Valve has finally decided to spill some secrets on their highly anticipated game sequel, Portal 2. As dedicated Portal fans remember, the last game ended with the destruction of GLaDOS and presumably of the labs at Aperture Science.
A lot of time has passed since the original Portal, and in this sequel, we see all of the testing chambers have been overgrown and fallen into disrepair over time. We find out that GLaDOS is back from the dead and is rebuilding her test chambers. Portal 2 developer Erik Johnson discussed some of the amazing feedback he received from the first game.
“Our fans said ‘We want more Portal, we want more Portal,’” Johnson repeated enthusiastically. “What we interpreted that as they wanted us to surprise them with the kind of game we’re building again. Which, for game developers, is kind of terrifying.”
Yet, so far, Portal 2 seems to be delivering on what they’ve promised. It’s the same Portal setting and style they love so much, with new and improved game mechanics that completely change the gameplay. The first surprise that Valve had in store was a new character. Wheatley is a Personality Core, a round robotic eye that is attached to a railing that runs along the ceiling.
At some point in the game, Chell discovers that Wheatley is trapped with her inside the dilapidated labs. He decides to free himself from the railing and swing himself loose. Chell can then carry her cheeky British sidekick around, placing him in door-locks and other enclosures where he can open secret panels and bypass security codes. Wheatley’s presence is refreshing, adding humor and companionship to what is often an alienating game, and offering a dramatic counterpoint to GLaDOS’ wry and threatening dialogue. Not that the companion cube wasn’t a cheery sidekick to have in the original, but Wheatley shows significant promise.
As for the gameplay itself, Portal 2 has a number of new, exciting features. Valve dubbed these game mechanics with names very fitting of Aperture Science — cold, scientific names with a hint of wry humor that masks how dangerous these testing apparati actually are.
For example, the Aerial Faith Plate is a large metal square that you land on that launches you into the air with 5000 lbs of force.
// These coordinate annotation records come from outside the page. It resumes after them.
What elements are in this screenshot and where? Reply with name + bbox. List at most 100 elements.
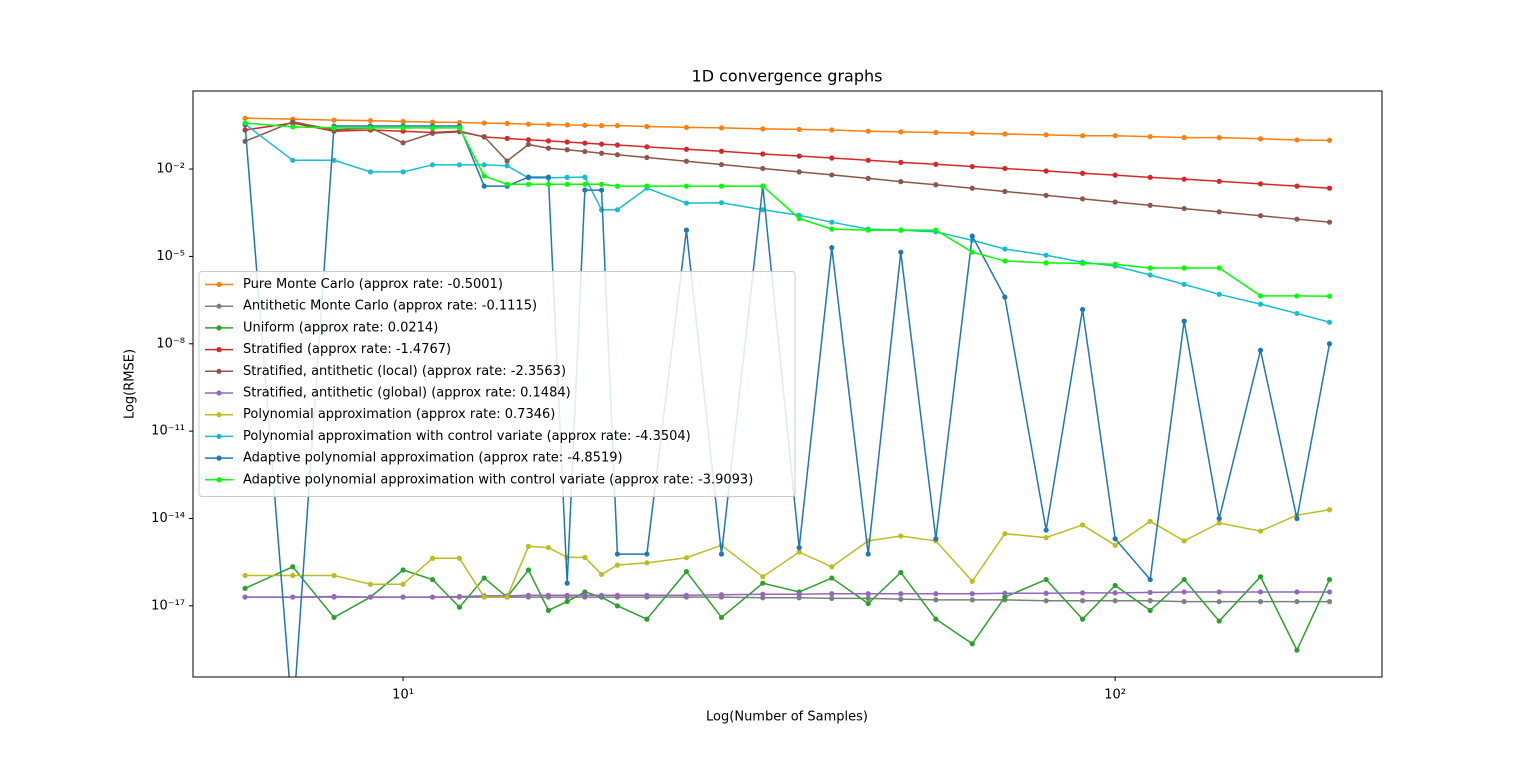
data-point [456,555,463,561]
data-point [525,543,532,550]
data-point [1043,168,1049,174]
data-point [545,592,552,598]
data-point [525,592,532,598]
data-point [1326,576,1333,583]
data-point [644,560,650,566]
data-point [644,154,650,161]
data-point [829,575,835,581]
data-point [829,591,835,597]
data-point [582,122,588,128]
data-point [760,165,766,172]
data-point [564,592,570,598]
data-point [290,119,296,125]
data-point [1181,135,1187,141]
data-point [829,226,835,232]
data-point [933,129,939,136]
data-point [1043,576,1049,583]
data-point [456,593,463,600]
data-point [331,125,337,131]
data-point [1181,281,1187,287]
data-point [1326,319,1333,325]
data-point [969,641,975,647]
data-point [683,183,690,189]
data-point [1147,598,1153,604]
data-point [525,567,532,573]
data-point [504,163,510,169]
data-point [1002,531,1008,537]
data-point [829,172,835,178]
data-point [614,183,621,189]
data-point [331,593,337,600]
data-point [582,181,588,187]
data-point [969,591,975,597]
legend-marker [216,325,222,331]
data-point [614,551,621,557]
data-point [1147,202,1153,208]
data-point [1043,535,1049,541]
data-point [242,115,248,121]
data-point [760,183,766,189]
data-point [1257,301,1264,307]
legend-marker [216,281,222,288]
data-point [545,138,552,144]
data-point [1002,131,1008,137]
data-point [367,125,374,131]
data-point [456,162,463,168]
data-point [504,181,510,187]
data-point [1002,165,1008,172]
legend-marker [216,455,222,461]
data-point [598,123,605,129]
data-point [1147,518,1153,524]
data-point [933,161,939,167]
data-point [1181,205,1187,212]
legend-label: Uniform (approx rate: 0.0214) [243,320,438,335]
y-tick-label: 10⁻¹⁷ [151,598,185,613]
data-point [969,597,975,603]
data-point [1257,136,1264,142]
data-point [481,120,487,126]
data-point [865,551,871,557]
data-point [1112,536,1118,542]
data-point [1294,137,1300,143]
data-point [545,145,552,151]
data-point [829,219,835,225]
data-point [290,564,296,570]
data-point [796,591,802,597]
data-point [898,159,904,165]
data-point [1326,293,1333,299]
data-point [429,162,436,168]
data-point [564,580,570,586]
data-point [1181,538,1187,544]
data-point [760,207,766,213]
data-point [1002,594,1008,600]
data-point [1079,598,1086,604]
data-point [1294,293,1300,299]
data-point [400,118,406,125]
data-point [1147,174,1153,180]
data-point [525,141,532,148]
data-point [242,594,248,600]
data-point [456,604,463,610]
data-point [614,152,621,158]
data-point [933,182,939,188]
legend-label: Antithetic Monte Carlo (approx rate: -0.… [243,299,537,314]
data-point [545,607,552,613]
data-point [1112,261,1118,267]
legend-marker [216,390,222,396]
data-point [1294,515,1300,522]
data-point [760,126,766,132]
data-point [598,592,605,598]
data-point [564,147,570,153]
data-point [400,594,406,600]
data-point [1147,265,1153,271]
data-point [865,157,871,163]
data-point [1257,347,1264,353]
data-point [1181,176,1187,182]
data-point [1326,137,1333,143]
data-point [1257,528,1264,534]
data-point [1294,598,1300,605]
data-point [598,207,605,213]
data-point [898,596,904,602]
data-point [582,592,588,598]
data-point [865,128,871,134]
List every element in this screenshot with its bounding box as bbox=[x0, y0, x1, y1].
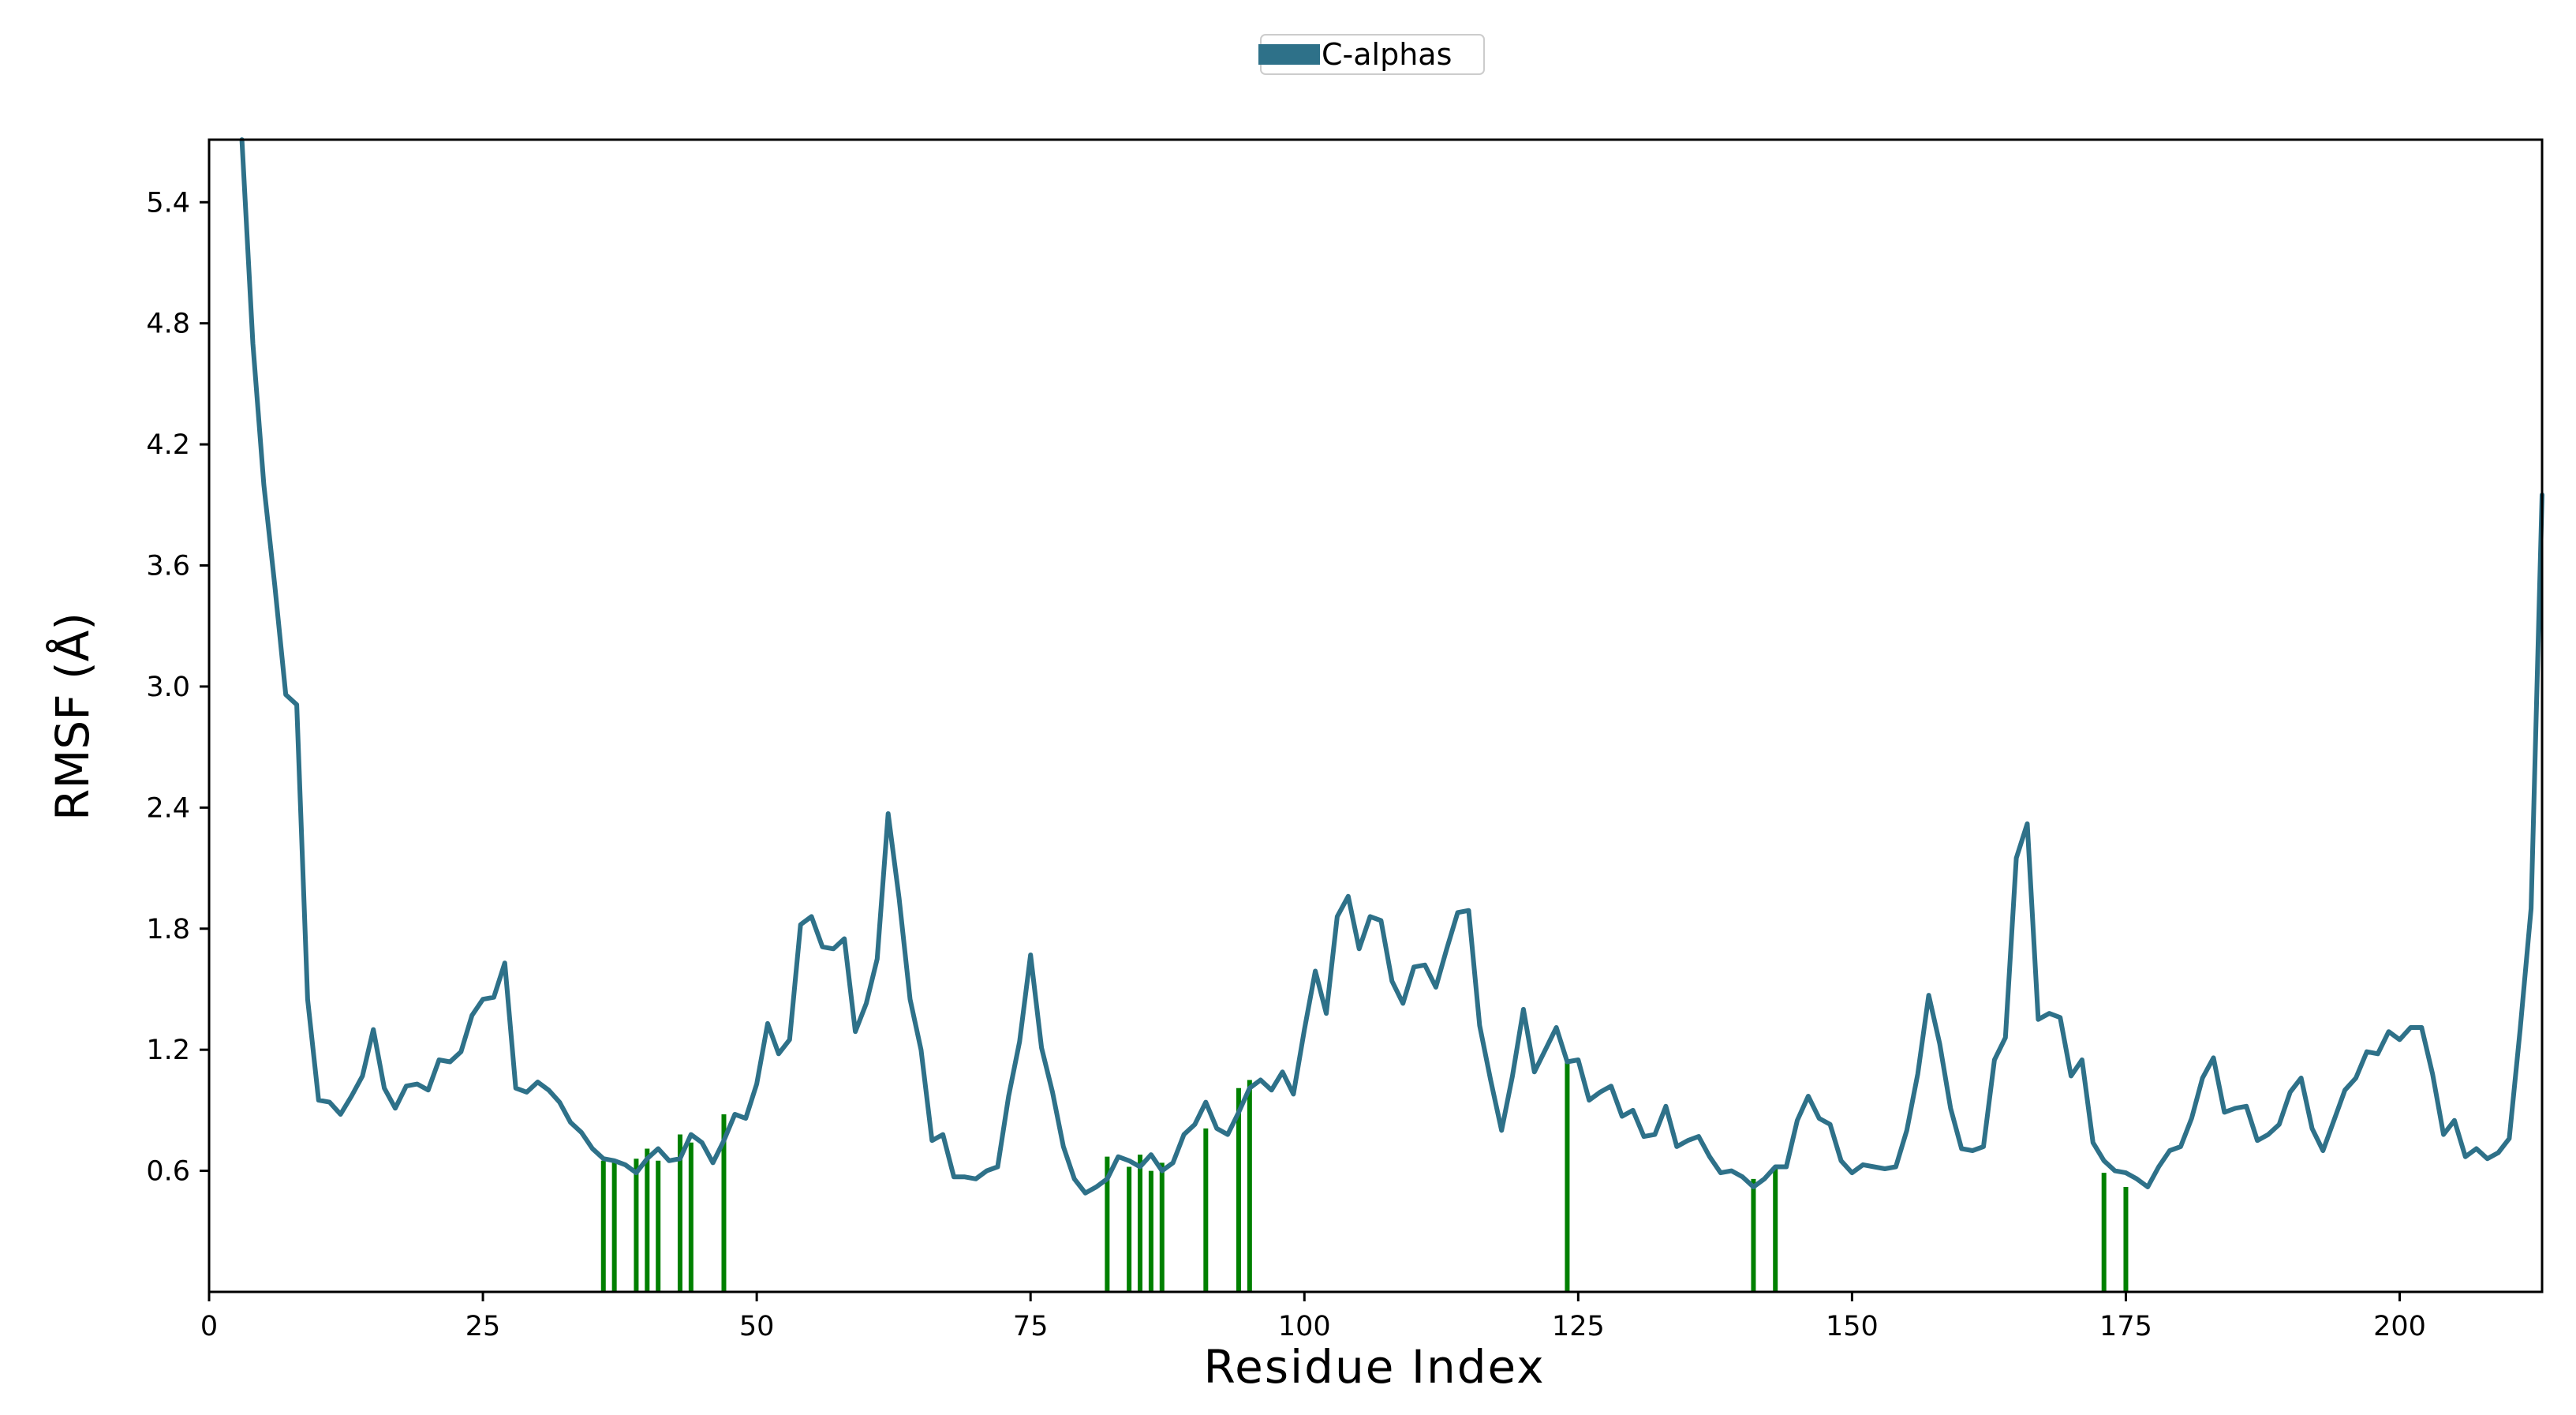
x-tick-label: 150 bbox=[1826, 1311, 1879, 1342]
y-tick-label: 0.6 bbox=[146, 1156, 190, 1188]
y-tick-label: 1.2 bbox=[146, 1035, 190, 1066]
legend-swatch bbox=[1258, 44, 1320, 65]
x-axis: 0 25 50 75 100 125 150 175 200 bbox=[200, 1292, 2426, 1342]
y-tick-label: 4.8 bbox=[146, 309, 190, 340]
x-tick-label: 50 bbox=[739, 1311, 775, 1342]
y-tick-label: 1.8 bbox=[146, 914, 190, 945]
legend: C-alphas bbox=[1258, 34, 1485, 75]
contact-bars bbox=[600, 1059, 2129, 1292]
y-axis: 0.6 1.2 1.8 2.4 3.0 3.6 4.2 4.8 5.4 bbox=[146, 187, 209, 1188]
rmsf-line bbox=[239, 137, 2544, 1196]
y-tick-label: 4.2 bbox=[146, 429, 190, 461]
x-tick-label: 75 bbox=[1013, 1311, 1049, 1342]
x-tick-label: 0 bbox=[200, 1311, 218, 1342]
x-tick-label: 175 bbox=[2099, 1311, 2152, 1342]
x-tick-label: 125 bbox=[1552, 1311, 1605, 1342]
legend-label: C-alphas bbox=[1322, 37, 1452, 72]
x-axis-title: Residue Index bbox=[1203, 1340, 1545, 1394]
rmsf-series bbox=[239, 137, 2544, 1196]
y-tick-label: 2.4 bbox=[146, 792, 190, 824]
y-tick-label: 3.6 bbox=[146, 551, 190, 582]
x-tick-label: 25 bbox=[465, 1311, 501, 1342]
x-tick-label: 200 bbox=[2373, 1311, 2426, 1342]
plot-frame bbox=[208, 138, 2544, 1293]
y-axis-title: RMSF (Å) bbox=[46, 612, 99, 821]
y-tick-label: 5.4 bbox=[146, 187, 190, 219]
x-tick-label: 100 bbox=[1278, 1311, 1331, 1342]
y-tick-label: 3.0 bbox=[146, 672, 190, 703]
The Thermal Discouragement Beam are laser beams that traverse various areas and kill anything that goes through its path. However, this beam can be used to your advantage. Portal 2 has modified companion cubes that are hollowed out in the center so that you can place the cubes in the line of fire and divert the beam in various directions, killing turrets and the like.
There is also the Excursion Funnel, which shoots out a sort of air vent from your portal gun that lets objects float through a tunnel into or out of portals. Finally, there is the Pneumatic Diversity Vent, which is a system of plastic tubes that has a sort of vacuum inside, which you place various objects into — companion cubes, turrets, and the like.
As confusing as it all seems, the gameplay itself is not more complex. “One of the goals for us is to not make the game more difficult or make the game require more traditional action game skills,” Johnson said. “We still want it to be a game you think your way through, so you feel kind of smart as you figure out parts of it. The game’s a lot bigger, so we have more room to ease people in at the right pace, to learn these new mechanics.”
The largest development in the gameplay is the introduction of gels. We were introduced to two different types of gels – repulsion gels and propulsion gels. These blue and orange gels spew out of a pipe or lie in puddles, and the player can use portals to redirect and splatter them all over surfaces. The repulsion gel is a sort of elastic substance that the player can bounce on that flings you and other objects up into the air. The propulsion gel, on the other hand, coats the ground and lets you build momentum to slide swiftly into previously unreachable areas.
Finally, the biggest reveal for this year’s E3, and personally most exciting reveal, is that Portal 2 will have a two-player co-op mode. Valve has made a number of levels specifically designed for two people to navigate together — and with four portals, the test chambers are even more complex.
“A lot of people played Portal 1 as a co-op game,” observed Johnson. “You’re sitting with a friend on the couch, or your parents are watching or kids are watching, so it’s a real natural fit there.” Although not explicitly stated, it seems that multiplayer mode will be both possible for two people next to each other on a couch, or online over Xbox Live and quite possibly the PSN.
Portal 2 will ship simultaneously next year for the PC, Mac, Xbox and PS3.